La “Sacra Conversazione” del 1520 di Tiziano esposta a Milano

Anche quest’anno, per le festività di fine anno, a cominciare già dalla ricorrenza di Sant’Ambrogio (1) che a Milano, con la “prima” della Scala e la “Fiera degli Oh Bej! Oh Bej!” (2),  apre di fatto il lungo periodo dei festeggiamenti, il Comune di Milano ospita e offre alla visione dei visitatori un’altra eccellente opera di alto valore artistico.

Il protagonista di quest’ultimo incontro dei milanesi con i capolavori dell’arte è Tiziano con la “Sacra Conversazione” del 1520, la maestosa pala d’altare (Pala Gozzi) proveniente dalla Pinacoteca Civica “Francesco Podesti” di Ancona.

Il tradizionale appuntamento natalizio con l’arte a Palazzo Marino, giunto alla sua decima edizione, è tornato dunque con l’esclusivo capolavoro di Tiziano Vecellio (3) nella stupenda Sala Alessi, aperta al pubblico dal 5 dicembre al 14 gennaio 2018 e, come sempre, con ingresso libero. I visitatori vengono accolti, in piccoli gruppi, da storici dell’arte e accompagnati lungo lo straordinario percorso espositivo.

Anch’io e mia moglie, pure quest’anno, abbiamo  partecipato all’ormai consueto evento e siamo rimasti affascinati dalla bellezza dell’opera e dalla maestria dell’allestimento.

Insieme all’indiscussa importanza storico-artistica del dipinto di Tiziano, la scelta del Comune di portare a Palazzo Marino un’opera della Pinacoteca di Ancona, testimonia la vicinanza di Milano al Capoluogo marchigiano, che svolge un ruolo fondamentale come centro di raccolta di numerose opere d’arte, tra cui molti capolavori, provenienti dalle zone colpite dal  terremoto dello scorso anno; vicinanza dimostrata anche attraverso il costante e generoso impegno della città di Milano a favore di un territorio in difficoltà.

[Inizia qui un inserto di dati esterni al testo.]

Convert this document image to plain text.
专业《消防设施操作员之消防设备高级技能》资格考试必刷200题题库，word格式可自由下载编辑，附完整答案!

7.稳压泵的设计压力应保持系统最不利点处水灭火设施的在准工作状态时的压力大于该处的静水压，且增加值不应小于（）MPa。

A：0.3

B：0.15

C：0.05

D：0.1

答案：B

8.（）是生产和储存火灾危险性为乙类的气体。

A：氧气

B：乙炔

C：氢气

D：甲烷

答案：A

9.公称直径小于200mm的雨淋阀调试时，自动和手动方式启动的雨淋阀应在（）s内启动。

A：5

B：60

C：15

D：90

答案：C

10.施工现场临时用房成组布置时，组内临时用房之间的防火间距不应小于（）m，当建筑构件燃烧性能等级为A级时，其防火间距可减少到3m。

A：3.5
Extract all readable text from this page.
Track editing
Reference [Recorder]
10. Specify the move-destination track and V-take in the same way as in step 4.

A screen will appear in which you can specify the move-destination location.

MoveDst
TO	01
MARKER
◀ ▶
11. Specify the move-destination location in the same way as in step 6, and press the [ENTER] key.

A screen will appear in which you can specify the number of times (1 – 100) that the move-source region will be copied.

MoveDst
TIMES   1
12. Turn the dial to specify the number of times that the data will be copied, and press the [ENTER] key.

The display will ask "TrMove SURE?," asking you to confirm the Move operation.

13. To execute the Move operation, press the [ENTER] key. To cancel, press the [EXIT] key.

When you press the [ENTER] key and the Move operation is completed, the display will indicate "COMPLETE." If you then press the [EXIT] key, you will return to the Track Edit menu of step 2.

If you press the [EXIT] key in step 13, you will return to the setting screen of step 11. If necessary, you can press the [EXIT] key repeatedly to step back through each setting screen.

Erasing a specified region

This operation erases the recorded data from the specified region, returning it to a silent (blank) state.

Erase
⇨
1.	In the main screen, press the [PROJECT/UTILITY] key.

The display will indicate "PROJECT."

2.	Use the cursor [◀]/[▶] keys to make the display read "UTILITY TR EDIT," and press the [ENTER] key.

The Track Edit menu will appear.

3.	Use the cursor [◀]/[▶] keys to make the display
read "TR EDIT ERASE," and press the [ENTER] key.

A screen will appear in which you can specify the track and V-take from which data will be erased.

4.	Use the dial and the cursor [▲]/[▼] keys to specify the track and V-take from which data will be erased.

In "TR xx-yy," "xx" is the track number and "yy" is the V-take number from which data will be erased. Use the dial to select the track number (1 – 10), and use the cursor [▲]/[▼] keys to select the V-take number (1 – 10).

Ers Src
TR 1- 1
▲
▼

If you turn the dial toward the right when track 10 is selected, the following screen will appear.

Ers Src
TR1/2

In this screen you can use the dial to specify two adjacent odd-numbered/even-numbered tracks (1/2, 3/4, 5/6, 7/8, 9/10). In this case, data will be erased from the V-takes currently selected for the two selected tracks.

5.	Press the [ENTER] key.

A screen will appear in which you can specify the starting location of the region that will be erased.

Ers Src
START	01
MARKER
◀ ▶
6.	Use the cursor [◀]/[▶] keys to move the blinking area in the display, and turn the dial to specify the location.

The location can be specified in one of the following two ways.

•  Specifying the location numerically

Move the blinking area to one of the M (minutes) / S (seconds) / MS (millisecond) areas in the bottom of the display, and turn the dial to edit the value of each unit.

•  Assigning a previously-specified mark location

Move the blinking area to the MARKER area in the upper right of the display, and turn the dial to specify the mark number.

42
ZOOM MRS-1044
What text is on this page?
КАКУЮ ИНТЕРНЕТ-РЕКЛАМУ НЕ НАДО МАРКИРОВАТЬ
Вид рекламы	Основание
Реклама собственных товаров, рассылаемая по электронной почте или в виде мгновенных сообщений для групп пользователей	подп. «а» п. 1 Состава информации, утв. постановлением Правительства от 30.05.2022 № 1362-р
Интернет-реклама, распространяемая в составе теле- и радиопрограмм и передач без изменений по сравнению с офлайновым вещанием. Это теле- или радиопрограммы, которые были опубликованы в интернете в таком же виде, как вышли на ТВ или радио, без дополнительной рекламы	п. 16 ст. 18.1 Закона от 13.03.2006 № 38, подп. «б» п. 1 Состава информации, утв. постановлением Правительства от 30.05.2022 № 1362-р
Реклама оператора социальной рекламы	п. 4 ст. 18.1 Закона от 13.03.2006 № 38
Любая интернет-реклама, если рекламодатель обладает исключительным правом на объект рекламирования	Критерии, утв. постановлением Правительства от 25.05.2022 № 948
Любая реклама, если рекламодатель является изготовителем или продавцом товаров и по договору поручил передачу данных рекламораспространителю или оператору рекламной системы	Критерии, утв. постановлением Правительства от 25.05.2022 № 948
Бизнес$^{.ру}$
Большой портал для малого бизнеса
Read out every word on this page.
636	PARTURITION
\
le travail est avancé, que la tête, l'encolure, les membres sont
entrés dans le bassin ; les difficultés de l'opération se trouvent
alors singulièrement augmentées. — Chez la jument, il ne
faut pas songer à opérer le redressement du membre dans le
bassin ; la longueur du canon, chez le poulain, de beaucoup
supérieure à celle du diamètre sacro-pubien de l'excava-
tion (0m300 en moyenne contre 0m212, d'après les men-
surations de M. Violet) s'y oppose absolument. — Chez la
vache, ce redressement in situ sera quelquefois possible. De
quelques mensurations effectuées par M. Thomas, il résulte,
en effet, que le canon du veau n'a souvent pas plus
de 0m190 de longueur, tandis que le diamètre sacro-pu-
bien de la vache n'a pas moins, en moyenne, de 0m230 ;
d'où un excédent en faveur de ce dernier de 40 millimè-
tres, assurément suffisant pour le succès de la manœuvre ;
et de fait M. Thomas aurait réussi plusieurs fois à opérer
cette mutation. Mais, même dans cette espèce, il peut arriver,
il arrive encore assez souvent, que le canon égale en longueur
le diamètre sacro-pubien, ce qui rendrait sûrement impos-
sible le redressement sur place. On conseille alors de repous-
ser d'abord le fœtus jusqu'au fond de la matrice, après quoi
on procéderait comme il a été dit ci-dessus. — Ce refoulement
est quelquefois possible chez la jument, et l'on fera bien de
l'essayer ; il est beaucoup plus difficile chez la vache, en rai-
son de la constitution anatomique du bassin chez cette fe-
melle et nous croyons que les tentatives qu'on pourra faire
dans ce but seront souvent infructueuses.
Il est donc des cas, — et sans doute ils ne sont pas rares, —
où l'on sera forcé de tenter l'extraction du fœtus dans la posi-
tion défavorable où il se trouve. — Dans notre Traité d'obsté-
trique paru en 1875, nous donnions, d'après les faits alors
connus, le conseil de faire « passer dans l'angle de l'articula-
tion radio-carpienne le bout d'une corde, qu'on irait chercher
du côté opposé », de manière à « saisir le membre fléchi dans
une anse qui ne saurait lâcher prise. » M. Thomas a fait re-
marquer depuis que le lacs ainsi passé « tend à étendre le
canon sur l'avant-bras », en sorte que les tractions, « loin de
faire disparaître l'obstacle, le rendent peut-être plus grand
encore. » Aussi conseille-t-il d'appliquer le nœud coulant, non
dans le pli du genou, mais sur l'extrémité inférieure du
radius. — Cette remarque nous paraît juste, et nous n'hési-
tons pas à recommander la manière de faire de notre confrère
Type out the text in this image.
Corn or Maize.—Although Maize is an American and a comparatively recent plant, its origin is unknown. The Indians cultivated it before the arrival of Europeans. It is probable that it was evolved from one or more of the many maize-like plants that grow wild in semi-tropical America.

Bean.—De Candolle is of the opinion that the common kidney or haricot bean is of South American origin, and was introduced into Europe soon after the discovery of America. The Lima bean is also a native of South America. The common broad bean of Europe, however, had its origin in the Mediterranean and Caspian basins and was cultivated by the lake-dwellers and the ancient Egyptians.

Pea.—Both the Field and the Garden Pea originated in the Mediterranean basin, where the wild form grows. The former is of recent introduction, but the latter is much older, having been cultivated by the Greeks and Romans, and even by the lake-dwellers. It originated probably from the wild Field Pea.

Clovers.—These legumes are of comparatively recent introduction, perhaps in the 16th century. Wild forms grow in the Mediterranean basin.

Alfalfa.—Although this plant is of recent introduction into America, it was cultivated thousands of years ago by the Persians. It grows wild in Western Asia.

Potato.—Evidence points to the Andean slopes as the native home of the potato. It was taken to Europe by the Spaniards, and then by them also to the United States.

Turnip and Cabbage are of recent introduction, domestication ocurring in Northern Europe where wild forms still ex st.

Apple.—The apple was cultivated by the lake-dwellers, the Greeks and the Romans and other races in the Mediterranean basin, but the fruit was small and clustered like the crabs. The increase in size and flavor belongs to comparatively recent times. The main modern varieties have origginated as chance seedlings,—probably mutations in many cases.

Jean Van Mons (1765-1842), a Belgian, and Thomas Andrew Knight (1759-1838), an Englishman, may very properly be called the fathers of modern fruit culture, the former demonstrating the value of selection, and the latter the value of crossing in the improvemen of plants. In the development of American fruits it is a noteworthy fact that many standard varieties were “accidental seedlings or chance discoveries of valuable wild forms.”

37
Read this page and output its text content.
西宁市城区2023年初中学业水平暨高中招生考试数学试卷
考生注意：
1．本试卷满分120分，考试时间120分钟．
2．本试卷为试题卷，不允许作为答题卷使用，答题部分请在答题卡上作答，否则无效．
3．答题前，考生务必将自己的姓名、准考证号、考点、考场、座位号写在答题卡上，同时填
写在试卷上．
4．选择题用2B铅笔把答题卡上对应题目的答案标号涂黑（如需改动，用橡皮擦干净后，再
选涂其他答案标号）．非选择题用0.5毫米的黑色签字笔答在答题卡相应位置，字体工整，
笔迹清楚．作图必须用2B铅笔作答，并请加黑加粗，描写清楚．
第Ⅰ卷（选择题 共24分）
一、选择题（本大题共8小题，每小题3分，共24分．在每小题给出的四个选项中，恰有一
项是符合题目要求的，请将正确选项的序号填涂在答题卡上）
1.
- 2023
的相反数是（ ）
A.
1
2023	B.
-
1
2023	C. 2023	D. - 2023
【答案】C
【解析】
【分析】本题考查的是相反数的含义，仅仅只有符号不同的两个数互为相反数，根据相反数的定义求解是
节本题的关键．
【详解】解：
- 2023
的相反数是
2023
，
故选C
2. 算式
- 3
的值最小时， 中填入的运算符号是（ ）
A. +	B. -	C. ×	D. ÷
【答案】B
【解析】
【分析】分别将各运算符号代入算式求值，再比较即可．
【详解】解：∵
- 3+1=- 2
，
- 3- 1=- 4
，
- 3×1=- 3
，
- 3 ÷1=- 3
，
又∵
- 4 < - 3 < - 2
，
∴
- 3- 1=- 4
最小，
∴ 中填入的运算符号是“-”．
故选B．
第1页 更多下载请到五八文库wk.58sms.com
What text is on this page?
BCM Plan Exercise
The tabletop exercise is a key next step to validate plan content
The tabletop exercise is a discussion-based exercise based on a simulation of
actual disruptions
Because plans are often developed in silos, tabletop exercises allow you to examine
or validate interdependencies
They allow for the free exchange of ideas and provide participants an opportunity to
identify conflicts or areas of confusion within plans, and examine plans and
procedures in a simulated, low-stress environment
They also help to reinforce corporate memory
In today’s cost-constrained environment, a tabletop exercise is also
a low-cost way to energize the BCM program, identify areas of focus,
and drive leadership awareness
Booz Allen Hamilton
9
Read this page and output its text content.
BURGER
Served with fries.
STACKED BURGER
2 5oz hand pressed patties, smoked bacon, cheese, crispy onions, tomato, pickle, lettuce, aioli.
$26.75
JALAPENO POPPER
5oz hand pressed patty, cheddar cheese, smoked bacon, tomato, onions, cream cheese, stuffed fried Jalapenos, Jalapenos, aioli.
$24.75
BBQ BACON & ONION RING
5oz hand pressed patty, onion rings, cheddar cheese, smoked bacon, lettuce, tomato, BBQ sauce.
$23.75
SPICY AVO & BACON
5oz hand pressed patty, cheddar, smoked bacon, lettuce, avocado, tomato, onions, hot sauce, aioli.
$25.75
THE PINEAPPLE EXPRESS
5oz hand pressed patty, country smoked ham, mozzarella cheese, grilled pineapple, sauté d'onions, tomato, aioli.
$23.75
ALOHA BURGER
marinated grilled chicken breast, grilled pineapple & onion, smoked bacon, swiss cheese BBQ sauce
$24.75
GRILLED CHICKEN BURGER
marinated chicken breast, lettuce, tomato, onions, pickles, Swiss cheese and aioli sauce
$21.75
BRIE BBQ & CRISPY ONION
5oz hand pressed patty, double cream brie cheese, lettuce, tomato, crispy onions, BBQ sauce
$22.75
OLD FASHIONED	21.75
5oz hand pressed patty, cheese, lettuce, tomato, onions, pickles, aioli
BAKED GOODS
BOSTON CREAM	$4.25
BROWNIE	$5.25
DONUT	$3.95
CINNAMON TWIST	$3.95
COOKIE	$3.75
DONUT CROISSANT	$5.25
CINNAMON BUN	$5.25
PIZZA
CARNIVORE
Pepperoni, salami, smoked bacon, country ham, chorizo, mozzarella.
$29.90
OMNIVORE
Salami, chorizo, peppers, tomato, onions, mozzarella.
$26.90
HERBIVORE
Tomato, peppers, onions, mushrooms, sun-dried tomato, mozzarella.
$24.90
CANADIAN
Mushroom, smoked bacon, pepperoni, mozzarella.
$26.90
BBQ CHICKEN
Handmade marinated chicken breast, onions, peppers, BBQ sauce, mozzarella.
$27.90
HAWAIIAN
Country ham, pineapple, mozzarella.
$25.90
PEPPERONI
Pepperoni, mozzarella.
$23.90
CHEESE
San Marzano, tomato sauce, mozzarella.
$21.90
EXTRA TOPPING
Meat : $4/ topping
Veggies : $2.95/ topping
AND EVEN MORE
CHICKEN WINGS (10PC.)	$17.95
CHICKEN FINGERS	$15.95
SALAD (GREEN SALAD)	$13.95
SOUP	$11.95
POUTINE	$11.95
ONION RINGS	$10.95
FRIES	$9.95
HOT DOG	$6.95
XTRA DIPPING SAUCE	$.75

Grazie all’originale allestimento, frutto di un importante progetto curato dall’architetto Corrado Anselmi, i visitatori  hanno la possibilità di osservare, straordinariamente,  non solo il capolavoro di Tiziano ma anche il retro della tavola, dove sono presenti schizzi a matita, in parte ombreggiati a pennello, realizzati dallo stesso Tiziano e raffiguranti varie teste, una delle quali potrebbe essere il bozzetto per il Bambino in una prima stesura del dipinto. La possibilità di ammirare anche il retro della grande pala d’altare (olio su tavola, 312 x 215 cm) consente di scoprire come venivano realizzate nel Cinquecento queste opere che tanta importanza e diffusione hanno avuto nella storia dell’arte del nostro Paese.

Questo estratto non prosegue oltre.